Supply-side icon Jude Wanniski came up with the idea of the two Santas as a way to revive the Republican Party in the 1970s. He argued that the Democratic Party won elections because it always played Santa — promising more and more new government programs without worrying about who would pay for them.

Republicans back then were the party of fiscal responsibility, playing Scrooge to the Democrats’ Santa. Mr. Wanniski forgot that Republican Richard M. Nixon expanded both the social safety net and the military, and that Republican Dwight D. Eisenhower created the national highway system. But his simple explanation for why the Democrats had controlled Congress for so long resonated with his audience.

Mr. Wanniski told the Republicans that if the Democrats were going to play Santa, the Republicans had to be Santa, too. When the Democrats promised more spending, the Republicans should promise lower taxes. And, for heaven’s sake, don’t worry about the deficit.

Mr. Wanniski believed in many magical things — not just two Santa Clauses, but also supply-side economics. He thought that if the Republicans cut taxes, tax revenue would rise. Tax cuts would pay for themselves, the budget would be balanced, and Republicans would win.

Republicans never really tried Mr. Wanniski’s prescription until George W. Bush took the White House in 2001. Ronald Reagan ran on a platform of tax cuts, but backed off when the deficit exploded and interest rates spiked. In 1990, the first George Bush famously raised taxes in an attempt to tame the deficit — and paid the ultimate political price in the 1992 election.

President Clinton (who had Santa’s twinkling eyes, rosy cheeks, and jelly belly) might have wanted to spend more; and the congressional Republicans, led by Newt Gingrich (not a Dr. Seuss character), desperately wanted to cut taxes. Instead of compromising on a giant underfunded government, those two Santas fought to a stalemate and created the first budget surpluses in a generation.
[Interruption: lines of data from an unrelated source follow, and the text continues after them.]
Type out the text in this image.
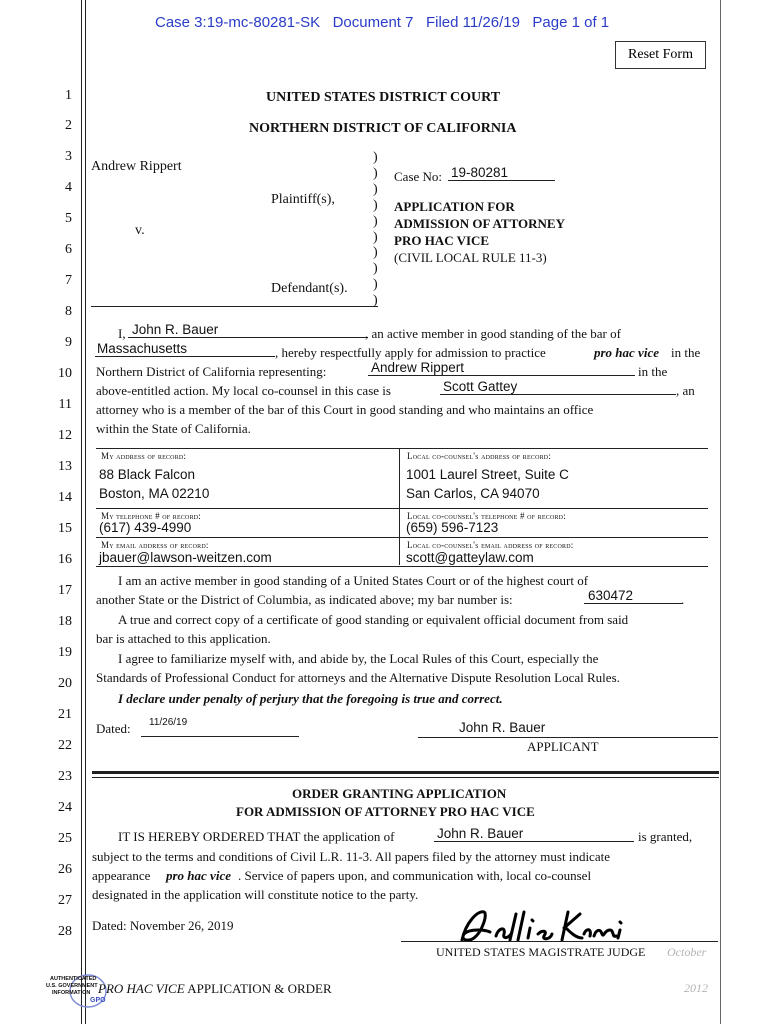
Case 3:19-mc-80281-SK   Document 7   Filed 11/26/19   Page 1 of 1
Reset Form
1
2
3
4
5
6
7
8
9
10
11
12
13
14
15
16
17
18
19
20
21
22
23
24
25
26
27
28
UNITED STATES DISTRICT COURT
NORTHERN DISTRICT OF CALIFORNIA
Andrew Rippert
Plaintiff(s),
v.
Defendant(s).
)
)
)
)
)
)
)
)
)
)
Case No: 19-80281
APPLICATION FOR
ADMISSION OF ATTORNEY
PRO HAC VICE
(CIVIL LOCAL RULE 11-3)
I, John R. Bauer	, an active member in good standing of the bar of
Massachusetts	, hereby respectfully apply for admission to practice	pro hac vice in the
Northern District of California representing:	Andrew Rippert	in the
above-entitled action. My local co-counsel in this case is	Scott Gattey	, an
attorney who is a member of the bar of this Court in good standing and who maintains an office
within the State of California.
My address of record:
88 Black Falcon
Boston, MA 02210
Local co-counsel's address of record:
1001 Laurel Street, Suite C
San Carlos, CA 94070
My telephone # of record:
(617) 439-4990
Local co-counsel's telephone # of record:
(659) 596-7123
My email address of record:
jbauer@lawson-weitzen.com
Local co-counsel's email address of record:
scott@gatteylaw.com
I am an active member in good standing of a United States Court or of the highest court of
another State or the District of Columbia, as indicated above; my bar number is:	630472	.
A true and correct copy of a certificate of good standing or equivalent official document from said
bar is attached to this application.
I agree to familiarize myself with, and abide by, the Local Rules of this Court, especially the
Standards of Professional Conduct for attorneys and the Alternative Dispute Resolution Local Rules.
I declare under penalty of perjury that the foregoing is true and correct.
Dated: 11/26/19	John R. Bauer
APPLICANT
ORDER GRANTING APPLICATION
FOR ADMISSION OF ATTORNEY PRO HAC VICE
IT IS HEREBY ORDERED THAT the application of	John R. Bauer	is granted,
subject to the terms and conditions of Civil L.R. 11-3. All papers filed by the attorney must indicate
appearance pro hac vice . Service of papers upon, and communication with, local co-counsel
designated in the application will constitute notice to the party.
Dated: November 26, 2019
UNITED STATES MAGISTRATE JUDGE October
AUTHENTICATED
U.S. GOVERNMENT
INFORMATION
GPO
PRO HAC VICE APPLICATION & ORDER	2012
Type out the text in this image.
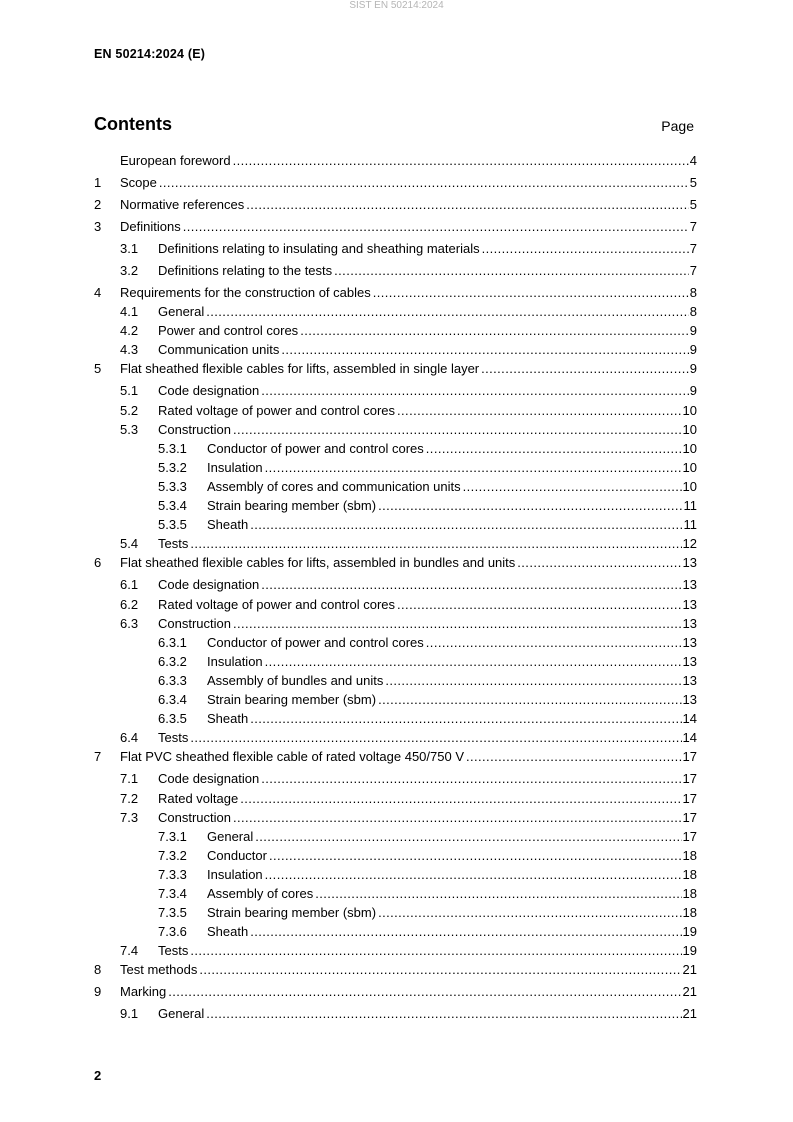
SIST EN 50214:2024
EN 50214:2024 (E)
Contents	Page
European foreword .....	4
1	Scope .....	5
2	Normative references .....	5
3	Definitions .....	7
3.1	Definitions relating to insulating and sheathing materials .....	7
3.2	Definitions relating to the tests .....	7
4	Requirements for the construction of cables .....	8
4.1	General .....	8
4.2	Power and control cores .....	9
4.3	Communication units .....	9
5	Flat sheathed flexible cables for lifts, assembled in single layer .....	9
5.1	Code designation .....	9
5.2	Rated voltage of power and control cores .....	10
5.3	Construction .....	10
5.3.1	Conductor of power and control cores .....	10
5.3.2	Insulation .....	10
5.3.3	Assembly of cores and communication units .....	10
5.3.4	Strain bearing member (sbm) .....	11
5.3.5	Sheath .....	11
5.4	Tests .....	12
6	Flat sheathed flexible cables for lifts, assembled in bundles and units .....	13
6.1	Code designation .....	13
6.2	Rated voltage of power and control cores .....	13
6.3	Construction .....	13
6.3.1	Conductor of power and control cores .....	13
6.3.2	Insulation .....	13
6.3.3	Assembly of bundles and units .....	13
6.3.4	Strain bearing member (sbm) .....	13
6.3.5	Sheath .....	14
6.4	Tests .....	14
7	Flat PVC sheathed flexible cable of rated voltage 450/750 V .....	17
7.1	Code designation .....	17
7.2	Rated voltage .....	17
7.3	Construction .....	17
7.3.1	General .....	17
7.3.2	Conductor .....	18
7.3.3	Insulation .....	18
7.3.4	Assembly of cores .....	18
7.3.5	Strain bearing member (sbm) .....	18
7.3.6	Sheath .....	19
7.4	Tests .....	19
8	Test methods .....	21
9	Marking .....	21
9.1	General .....	21
2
But both parties embraced the “two Santa theory” in the 2000 presidential election. Al Gore promised lots of new spending and big tax cuts. Mr. Bush promised an expanded role for government in education and much bigger tax cuts than Mr. Gore.

The era of surpluses died because the younger Mr. Bush was not about to repeat his dad’s mistake. His vice president (a dead ringer for the Grinch) growled that “deficits don’t matter.” Mr. Bush cut taxes by trillions of dollars while creating a huge prescription drug entitlement program, waging two wars, and increasing nondefense discretionary spending even faster than Mr. Clinton.

Mr. Bush left office with a burgeoning deficit and record-low approval ratings, but both sides continued to embrace the two Santa theory.

Candidate Barack Obama criticized Mr. Bush’s fiscal profligacy, but proposed new spending programs and tax cuts that would have increased the deficit almost as much as Mr. Bush’s policies. Candidate John McCain was more restrained on spending, but his humongous income tax cuts would have led to even larger deficits.

As an economist, I have no problem with big deficits during a recession — especially one that threatens to repeat the Great Depression. Those deficits are a necessary evil.

But it’s past time to run the evil Santas out of Washington. Tax cuts don’t pay for themselves. And cutting federal revenues does not restrain the growth of spending (another baseless theory used to justify tax cuts). Instead, tax cuts create the illusion that government services can be purchased at a discount. As Cato Institute President Bill Niskanen has pointed out, that has led to more government, not less.